Shape Analysis of the Level Spacing Distribution around the Metal Insulator Transition in the Three Dimensional Anderson Model

TL;DR

This paper introduces a new numerical method for analyzing the level spacing distribution around the metal-insulator transition in the 3D Anderson model, revealing a distinct distribution shape near the transition.

Contribution

It applies shape analysis techniques to eigenvalue distributions, providing new insights into the critical behavior at the metal-insulator transition in the Anderson model.

Findings

The level spacing distribution near the MIT differs from Brody and Izrailev distributions.
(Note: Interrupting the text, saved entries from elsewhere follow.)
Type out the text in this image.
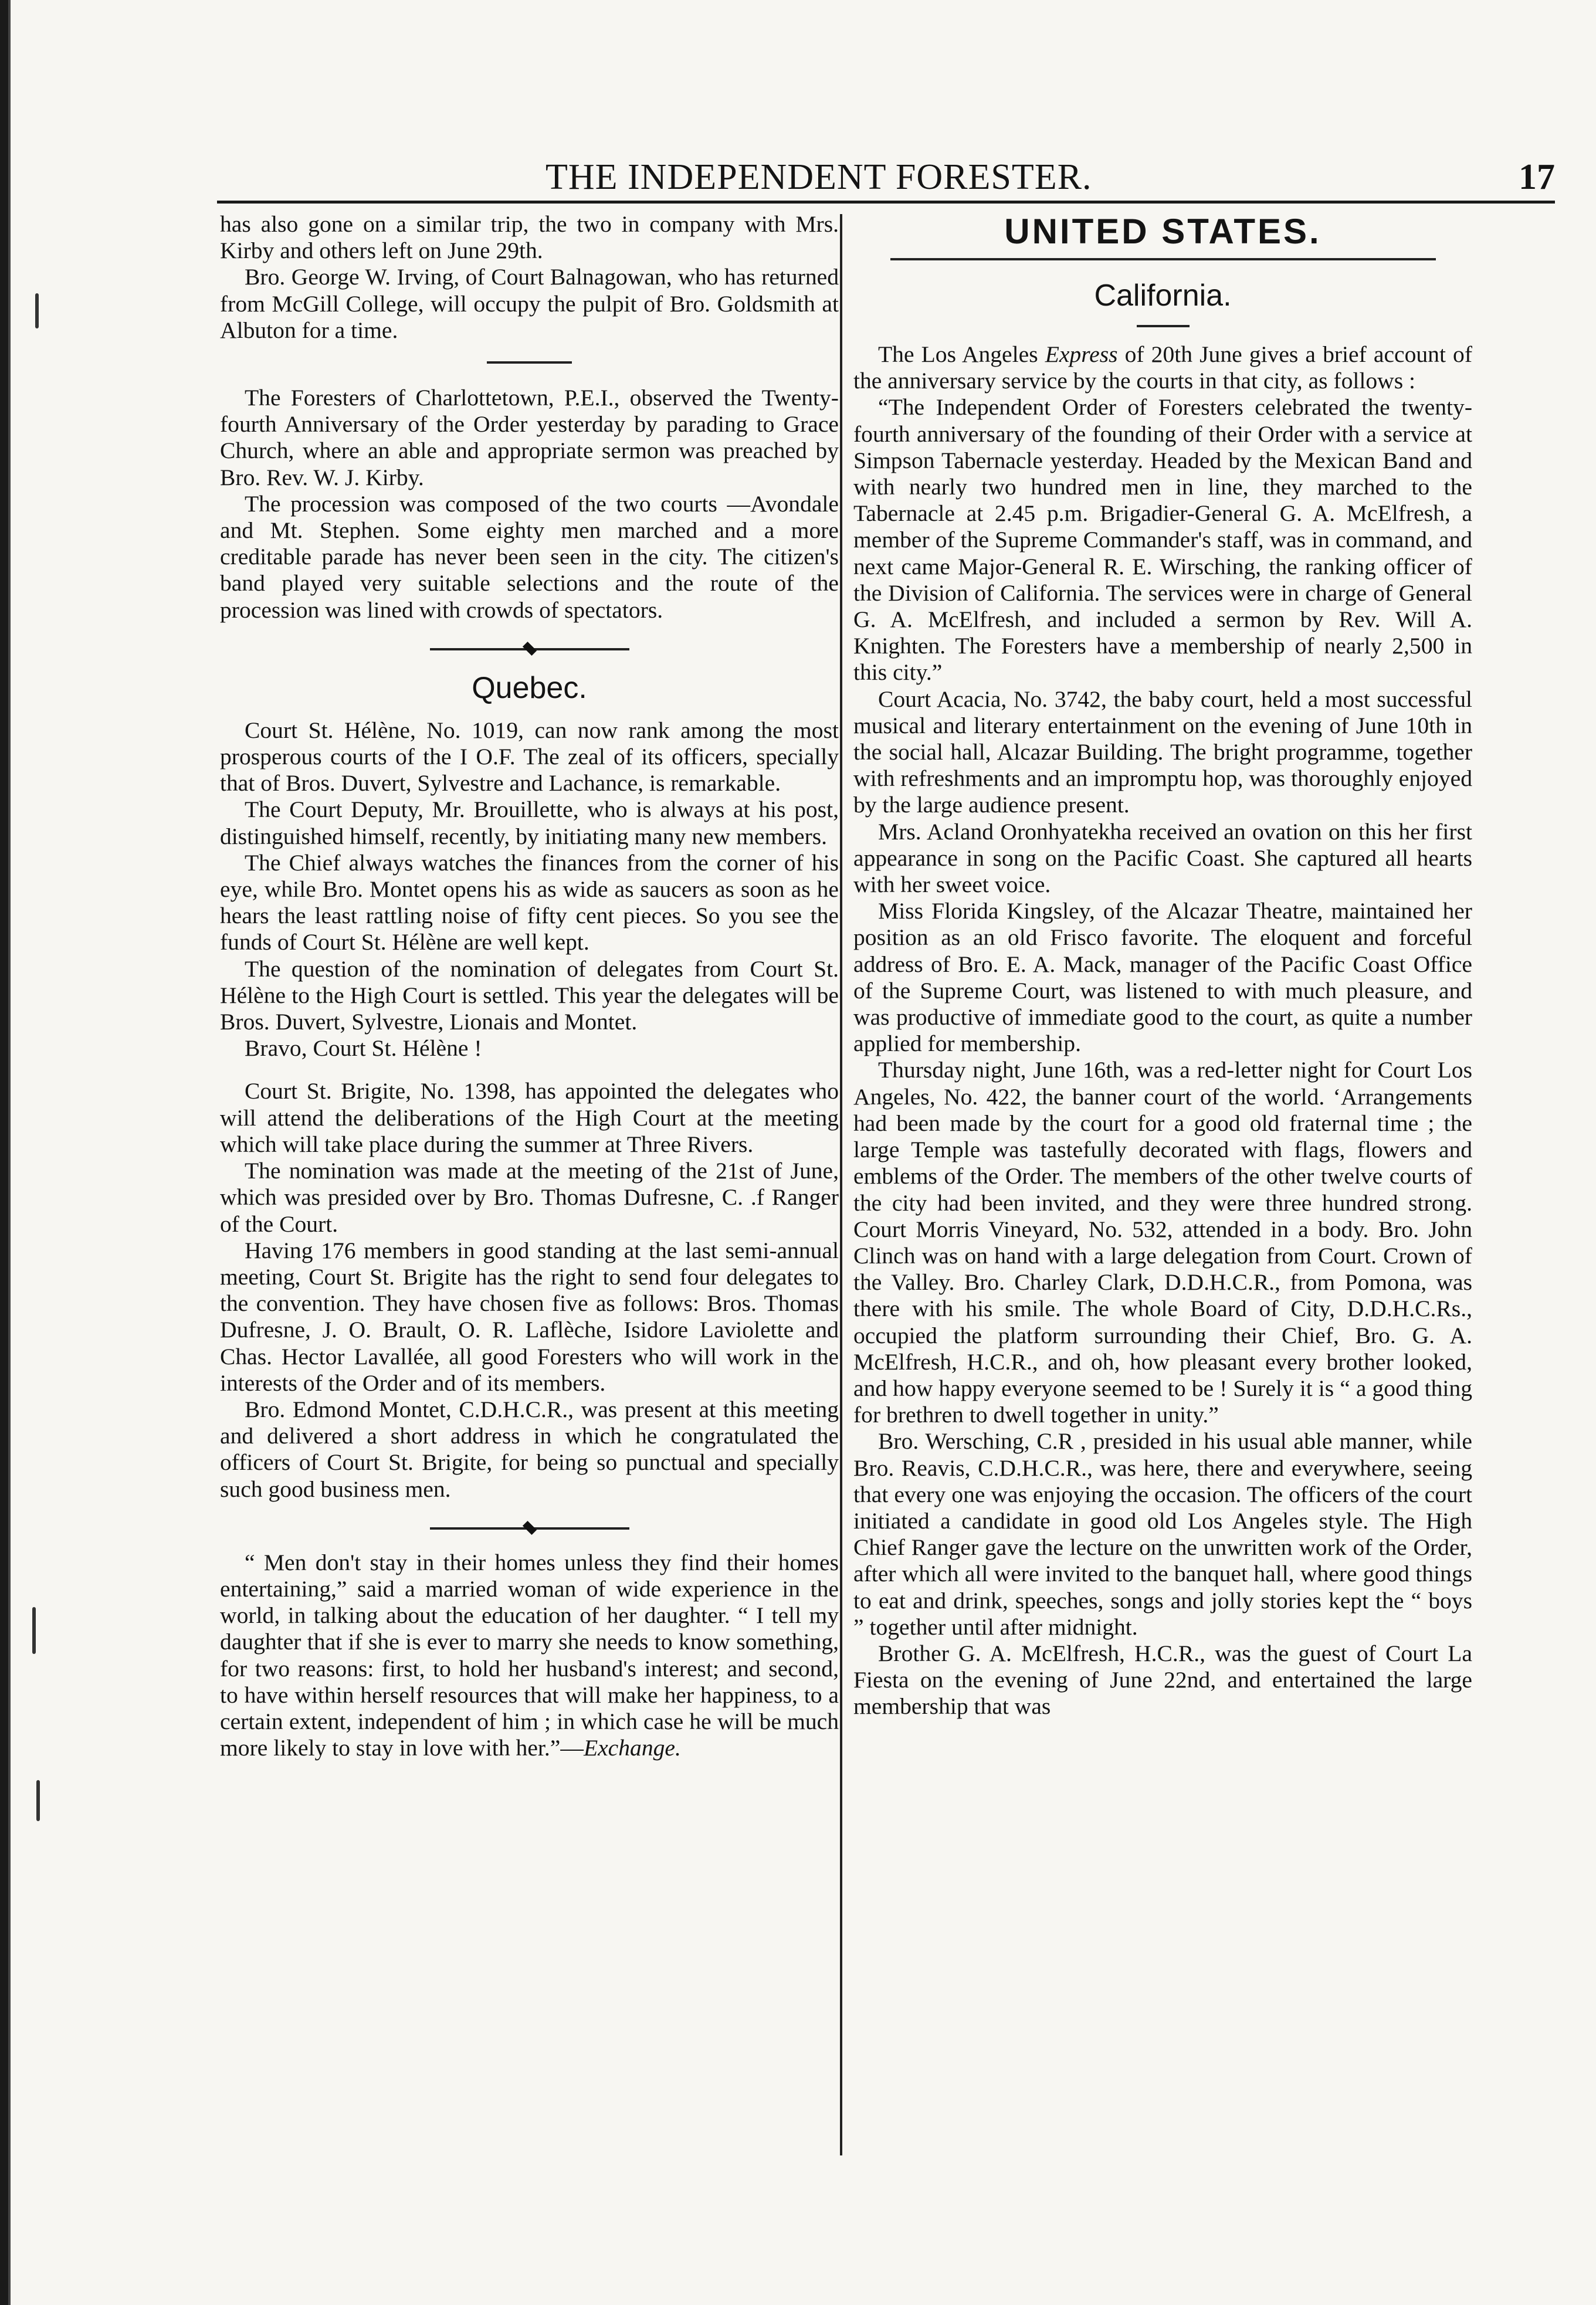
THE INDEPENDENT FORESTER.	17

has also gone on a similar trip, the two in company with Mrs. Kirby and others left on June 29th.

Bro. George W. Irving, of Court Balnagowan, who has returned from McGill College, will occupy the pulpit of Bro. Goldsmith at Albuton for a time.

The Foresters of Charlottetown, P.E.I., observed the Twenty-fourth Anniversary of the Order yesterday by parading to Grace Church, where an able and appropriate sermon was preached by Bro. Rev. W. J. Kirby.

The procession was composed of the two courts —Avondale and Mt. Stephen. Some eighty men marched and a more creditable parade has never been seen in the city. The citizen's band played very suitable selections and the route of the procession was lined with crowds of spectators.

Quebec.

Court St. Hélène, No. 1019, can now rank among the most prosperous courts of the I O.F. The zeal of its officers, specially that of Bros. Duvert, Sylvestre and Lachance, is remarkable.

The Court Deputy, Mr. Brouillette, who is always at his post, distinguished himself, recently, by initiating many new members.

The Chief always watches the finances from the corner of his eye, while Bro. Montet opens his as wide as saucers as soon as he hears the least rattling noise of fifty cent pieces. So you see the funds of Court St. Hélène are well kept.

The question of the nomination of delegates from Court St. Hélène to the High Court is settled. This year the delegates will be Bros. Duvert, Sylvestre, Lionais and Montet.

Bravo, Court St. Hélène !

Court St. Brigite, No. 1398, has appointed the delegates who will attend the deliberations of the High Court at the meeting which will take place during the summer at Three Rivers.

The nomination was made at the meeting of the 21st of June, which was presided over by Bro. Thomas Dufresne, C. .f Ranger of the Court.

Having 176 members in good standing at the last semi-annual meeting, Court St. Brigite has the right to send four delegates to the convention. They have chosen five as follows: Bros. Thomas Dufresne, J. O. Brault, O. R. Laflèche, Isidore Laviolette and Chas. Hector Lavallée, all good Foresters who will work in the interests of the Order and of its members.

Bro. Edmond Montet, C.D.H.C.R., was present at this meeting and delivered a short address in which he congratulated the officers of Court St. Brigite, for being so punctual and specially such good business men.

“ Men don't stay in their homes unless they find their homes entertaining,” said a married woman of wide experience in the world, in talking about the education of her daughter. “ I tell my daughter that if she is ever to marry she needs to know something, for two reasons: first, to hold her husband's interest; and second, to have within herself resources that will make her happiness, to a certain extent, independent of him ; in which case he will be much more likely to stay in love with her.”—Exchange.

UNITED STATES.
California.

The Los Angeles Express of 20th June gives a brief account of the anniversary service by the courts in that city, as follows :

“The Independent Order of Foresters celebrated the twenty-fourth anniversary of the founding of their Order with a service at Simpson Tabernacle yesterday. Headed by the Mexican Band and with nearly two hundred men in line, they marched to the Tabernacle at 2.45 p.m. Brigadier-General G. A. McElfresh, a member of the Supreme Commander's staff, was in command, and next came Major-General R. E. Wirsching, the ranking officer of the Division of California. The services were in charge of General G. A. McElfresh, and included a sermon by Rev. Will A. Knighten. The Foresters have a membership of nearly 2,500 in this city.”

Court Acacia, No. 3742, the baby court, held a most successful musical and literary entertainment on the evening of June 10th in the social hall, Alcazar Building. The bright programme, together with refreshments and an impromptu hop, was thoroughly enjoyed by the large audience present.

Mrs. Acland Oronhyatekha received an ovation on this her first appearance in song on the Pacific Coast. She captured all hearts with her sweet voice.

Miss Florida Kingsley, of the Alcazar Theatre, maintained her position as an old Frisco favorite. The eloquent and forceful address of Bro. E. A. Mack, manager of the Pacific Coast Office of the Supreme Court, was listened to with much pleasure, and was productive of immediate good to the court, as quite a number applied for membership.

Thursday night, June 16th, was a red-letter night for Court Los Angeles, No. 422, the banner court of the world. ‘Arrangements had been made by the court for a good old fraternal time ; the large Temple was tastefully decorated with flags, flowers and emblems of the Order. The members of the other twelve courts of the city had been invited, and they were three hundred strong. Court Morris Vineyard, No. 532, attended in a body. Bro. John Clinch was on hand with a large delegation from Court. Crown of the Valley. Bro. Charley Clark, D.D.H.C.R., from Pomona, was there with his smile. The whole Board of City, D.D.H.C.Rs., occupied the platform surrounding their Chief, Bro. G. A. McElfresh, H.C.R., and oh, how pleasant every brother looked, and how happy everyone seemed to be ! Surely it is “ a good thing for brethren to dwell together in unity.”

Bro. Wersching, C.R , presided in his usual able manner, while Bro. Reavis, C.D.H.C.R., was here, there and everywhere, seeing that every one was enjoying the occasion. The officers of the court initiated a candidate in good old Los Angeles style. The High Chief Ranger gave the lecture on the unwritten work of the Order, after which all were invited to the banquet hall, where good things to eat and drink, speeches, songs and jolly stories kept the “ boys ” together until after midnight.

Brother G. A. McElfresh, H.C.R., was the guest of Court La Fiesta on the evening of June 22nd, and entertained the large membership that was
The distribution near the MIT fits a specific form with a parameter β≈0.2.

The method accurately estimates the transition point and critical exponent.

Abstract

We present a new method for the numerical treatment of second order phase transitions using the level spacing distribution function $P(s)$. We show that the quantities introduced originally for the shape analysis of eigenvectors can be properly applied for the description of the eigenvalues as well. The position of the metal--insulator transition (MIT) of the three dimensional Anderson model and the critical exponent are evaluated. The shape analysis of $P(s)$ obtained numerically shows that near the MIT $P(s)$ is clearly different from both the Brody distribution and from Izrailev's formula, and the best description is of the form $P(s)=c_1\,s\exp(-c_2\,s^{1+\beta})$, with $\beta\approx 0.2$. This is in good agreement with recent analytical results.